The snow lies heavy on the ground. Six million workers throughout the U.K. were unable to go to work today. All transportation in London was halted; six thousand schools throughout the country were closed; Heathrow did not operate, and emergency services were inundated. In Wales, six hundred schools did not open, and locally, families were out snowballing or making snowmen (a two and a half metre tall one stands in next door’s garden). In such weather it is pleasant in the evening to sit cosily with John Owen, around our coal fire.

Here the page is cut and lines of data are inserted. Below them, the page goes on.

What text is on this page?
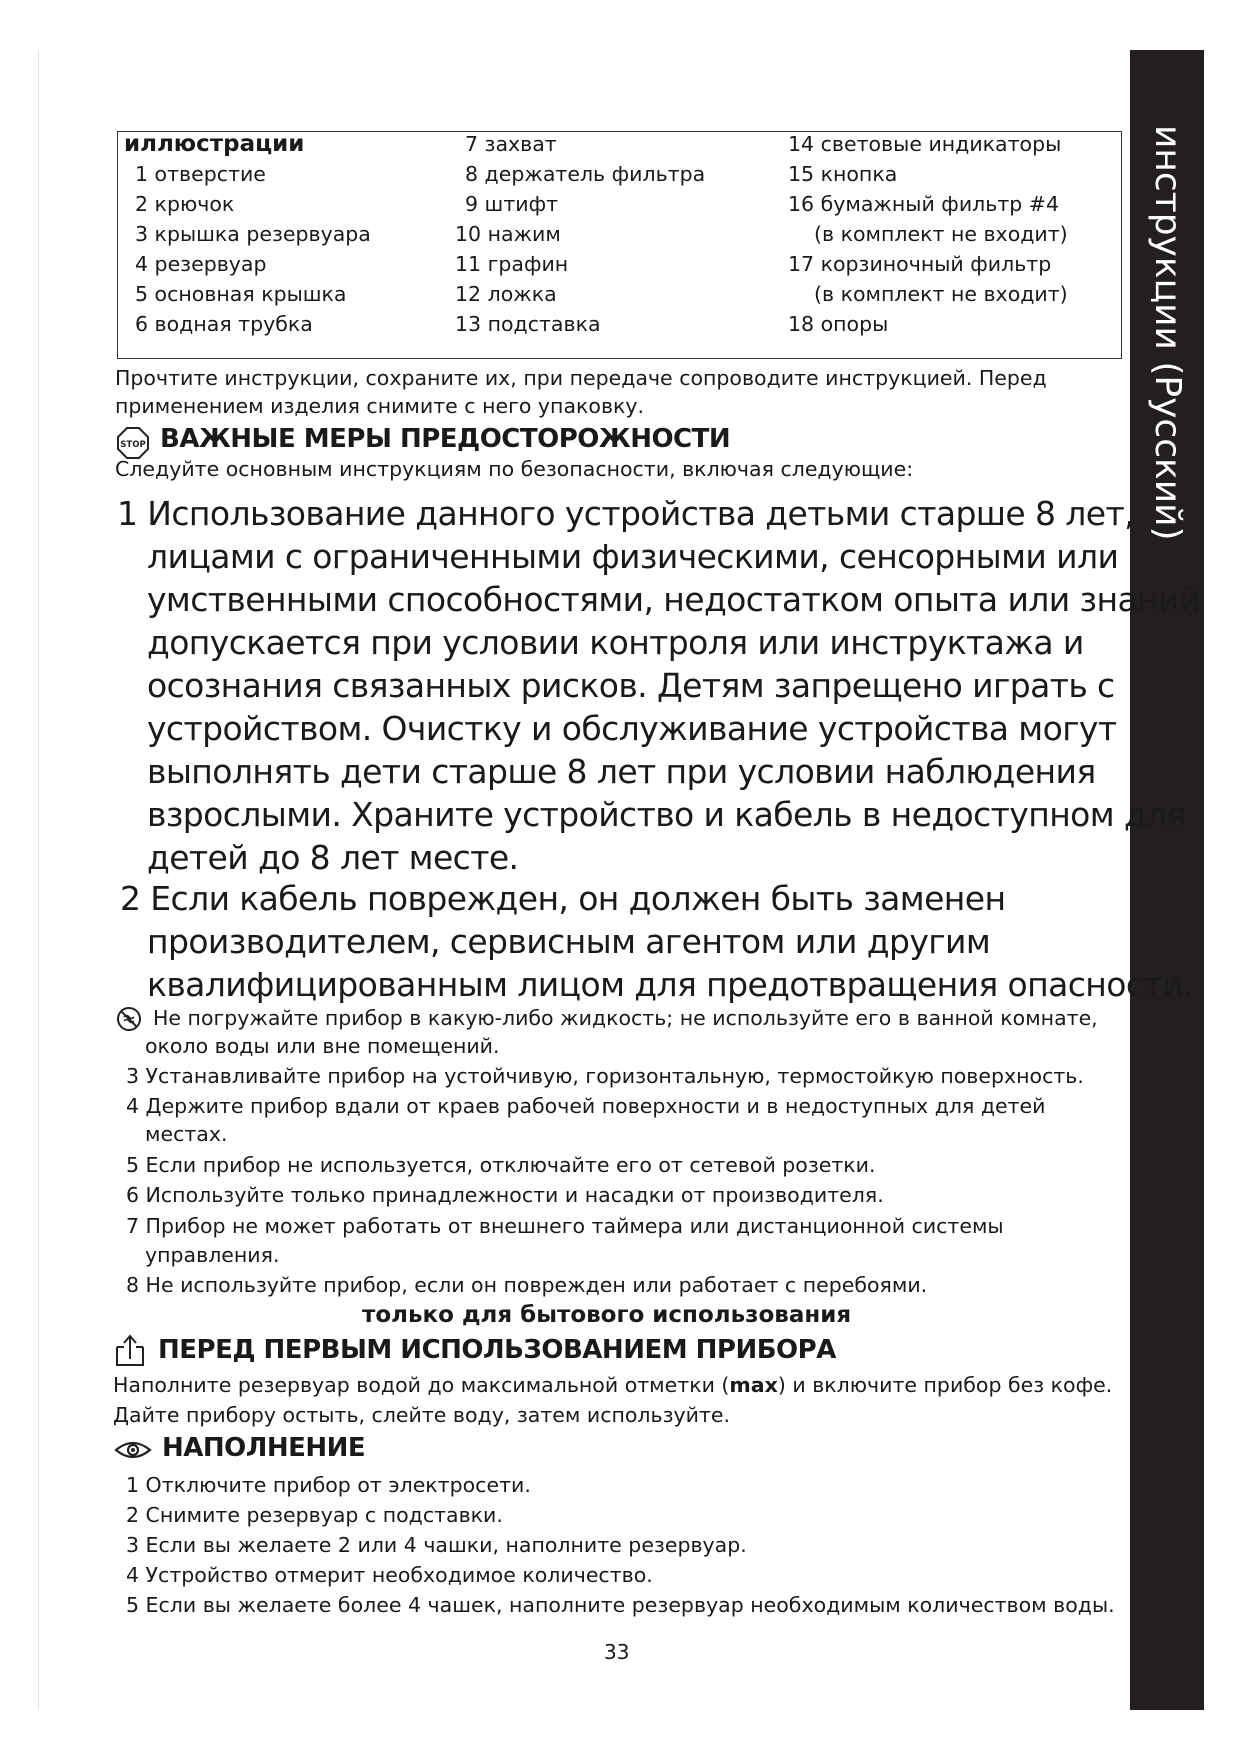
инструкции (Русский)
иллюстрации
1 отверстие
2 крючок
3 крышка резервуара
4 резервуар
5 основная крышка
6 водная трубка
7 захват
8 держатель фильтра
9 штифт
10 нажим
11 графин
12 ложка
13 подставка
14 световые индикаторы
15 кнопка
16 бумажный фильтр #4
(в комплект не входит)
17 корзиночный фильтр
(в комплект не входит)
18 опоры
Прочтите инструкции, сохраните их, при передаче сопроводите инструкцией. Перед
применением изделия снимите с него упаковку.
STOP ВАЖНЫЕ МЕРЫ ПРЕДОСТОРОЖНОСТИ
Следуйте основным инструкциям по безопасности, включая следующие:
1 Использование данного устройства детьми старше 8 лет,
лицами с ограниченными физическими, сенсорными или
умственными способностями, недостатком опыта или знаний
допускается при условии контроля или инструктажа и
осознания связанных рисков. Детям запрещено играть с
устройством. Очистку и обслуживание устройства могут
выполнять дети старше 8 лет при условии наблюдения
взрослыми. Храните устройство и кабель в недоступном для
детей до 8 лет месте.
2 Если кабель поврежден, он должен быть заменен
производителем, сервисным агентом или другим
квалифицированным лицом для предотвращения опасности.
Не погружайте прибор в какую-либо жидкость; не используйте его в ванной комнате,
около воды или вне помещений.
3 Устанавливайте прибор на устойчивую, горизонтальную, термостойкую поверхность.
4 Держите прибор вдали от краев рабочей поверхности и в недоступных для детей
местах.
5 Если прибор не используется, отключайте его от сетевой розетки.
6 Используйте только принадлежности и насадки от производителя.
7 Прибор не может работать от внешнего таймера или дистанционной системы
управления.
8 Не используйте прибор, если он поврежден или работает с перебоями.
только для бытового использования
ПЕРЕД ПЕРВЫМ ИСПОЛЬЗОВАНИЕМ ПРИБОРА
Наполните резервуар водой до максимальной отметки (max) и включите прибор без кофе.
Дайте прибору остыть, слейте воду, затем используйте.
НАПОЛНЕНИЕ
1 Отключите прибор от электросети.
2 Снимите резервуар с подставки.
3 Если вы желаете 2 или 4 чашки, наполните резервуар.
4 Устройство отмерит необходимое количество.
5 Если вы желаете более 4 чашек, наполните резервуар необходимым количеством воды.
33
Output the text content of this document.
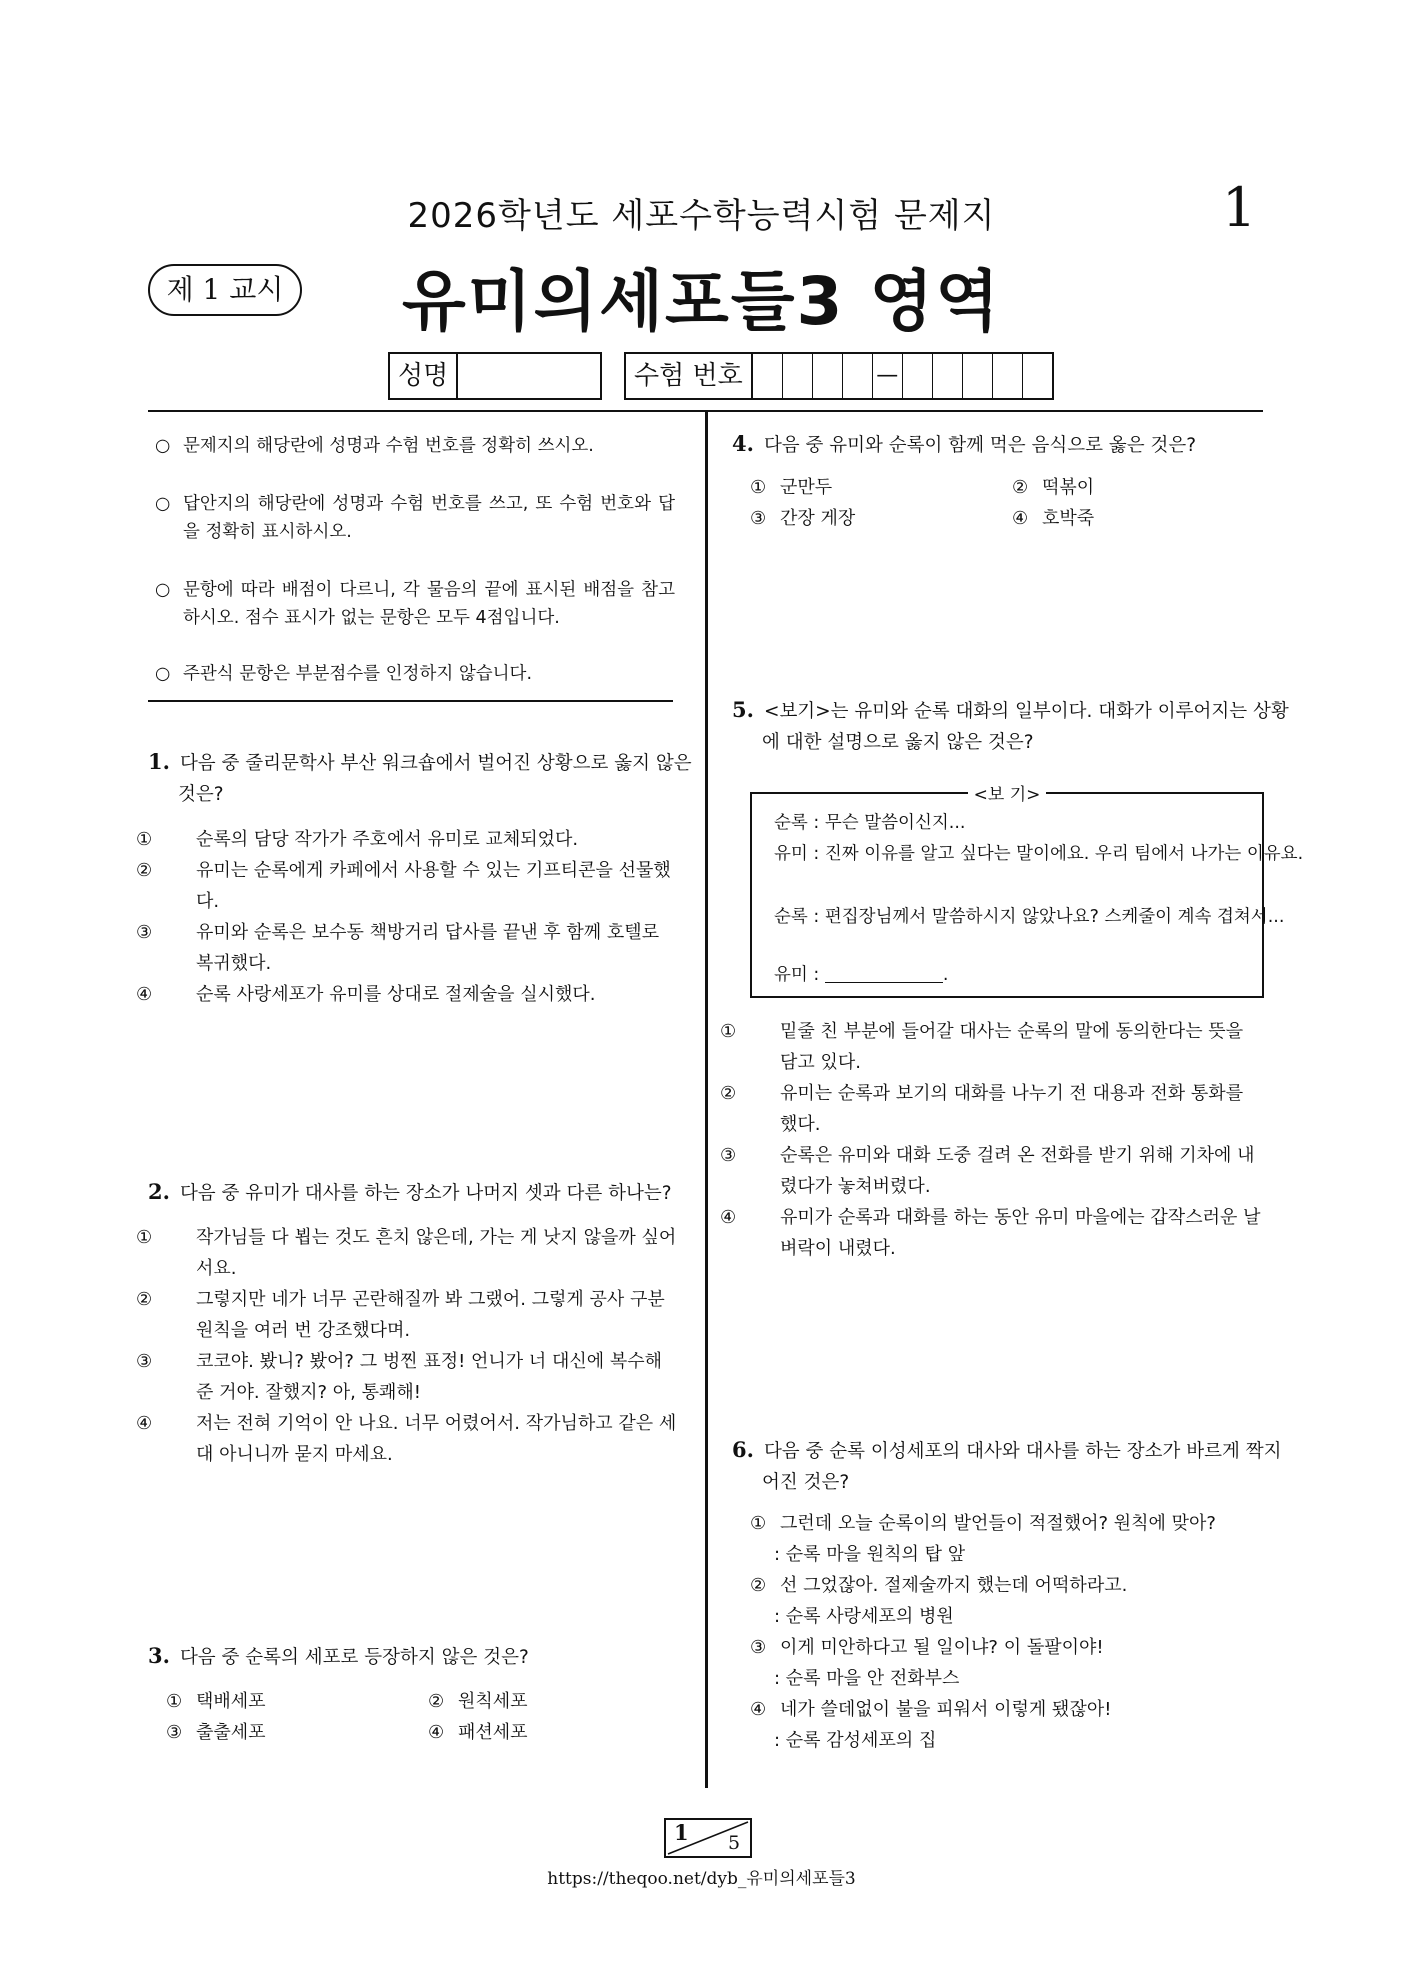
2026학년도 세포수학능력시험 문제지	1
제 1 교시	유미의세포들3 영역
성명	수험 번호	—
○ 문제지의 해당란에 성명과 수험 번호를 정확히 쓰시오.
○ 답안지의 해당란에 성명과 수험 번호를 쓰고, 또 수험 번호와 답을 정확히 표시하시오.
○ 문항에 따라 배점이 다르니, 각 물음의 끝에 표시된 배점을 참고하시오. 점수 표시가 없는 문항은 모두 4점입니다.
○ 주관식 문항은 부분점수를 인정하지 않습니다.
1. 다음 중 줄리문학사 부산 워크숍에서 벌어진 상황으로 옳지 않은 것은?
① 순록의 담당 작가가 주호에서 유미로 교체되었다.
② 유미는 순록에게 카페에서 사용할 수 있는 기프티콘을 선물했다.
③ 유미와 순록은 보수동 책방거리 답사를 끝낸 후 함께 호텔로 복귀했다.
④ 순록 사랑세포가 유미를 상대로 절제술을 실시했다.
2. 다음 중 유미가 대사를 하는 장소가 나머지 셋과 다른 하나는?
① 작가님들 다 뵙는 것도 흔치 않은데, 가는 게 낫지 않을까 싶어서요.
② 그렇지만 네가 너무 곤란해질까 봐 그랬어. 그렇게 공사 구분 원칙을 여러 번 강조했다며.
③ 코코야. 봤니? 봤어? 그 벙찐 표정! 언니가 너 대신에 복수해 준 거야. 잘했지? 아, 통쾌해!
④ 저는 전혀 기억이 안 나요. 너무 어렸어서. 작가님하고 같은 세대 아니니까 묻지 마세요.
3. 다음 중 순록의 세포로 등장하지 않은 것은?
① 택배세포	② 원칙세포
③ 출출세포	④ 패션세포
4. 다음 중 유미와 순록이 함께 먹은 음식으로 옳은 것은?
① 군만두	② 떡볶이
③ 간장 게장	④ 호박죽
5. <보기>는 유미와 순록 대화의 일부이다. 대화가 이루어지는 상황에 대한 설명으로 옳지 않은 것은?
<보 기>
순록 : 무슨 말씀이신지...
유미 : 진짜 이유를 알고 싶다는 말이에요. 우리 팀에서 나가는 이유요.
순록 : 편집장님께서 말씀하시지 않았나요? 스케줄이 계속 겹쳐서...
유미 :	.
① 밑줄 친 부분에 들어갈 대사는 순록의 말에 동의한다는 뜻을 담고 있다.
② 유미는 순록과 보기의 대화를 나누기 전 대용과 전화 통화를 했다.
③ 순록은 유미와 대화 도중 걸려 온 전화를 받기 위해 기차에 내렸다가 놓쳐버렸다.
④ 유미가 순록과 대화를 하는 동안 유미 마을에는 갑작스러운 날벼락이 내렸다.
6. 다음 중 순록 이성세포의 대사와 대사를 하는 장소가 바르게 짝지어진 것은?
① 그런데 오늘 순록이의 발언들이 적절했어? 원칙에 맞아?
: 순록 마을 원칙의 탑 앞
② 선 그었잖아. 절제술까지 했는데 어떡하라고.
: 순록 사랑세포의 병원
③ 이게 미안하다고 될 일이냐? 이 돌팔이야!
: 순록 마을 안 전화부스
④ 네가 쓸데없이 불을 피워서 이렇게 됐잖아!
: 순록 감성세포의 집
1 5
https://theqoo.net/dyb_유미의세포들3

A few nights ago, we had settled by the fire after the evening meal, when I heard a noise as if an aeroplane was overhead, but it continued. I quickly realised the chimney was on fire, so dashing for a bowl of water and rags, I then squeezed water over the red coals. This sent steam up the flue, and cut off the oxygen to the flames. It took 20 minutes, but eventually the danger was averted. If it had happened during the day, the neighbours would have seen the sparks and flames from the chimney-pot on the roof, and would have knocked the door and shouted, ‘Fire, fire!’
And that is what preachers do, warning of danger by crying ‘Fire, Fire!’ You may say, ‘Where, where?’ ‘In hell,’ is the answer! Friend, you may now be sitting at ease, but you are in terrible danger. Listen to the Gospel call, it is only Christ, the water of life can save you from the flames. And only Christ can pluck you as a brand from the burning.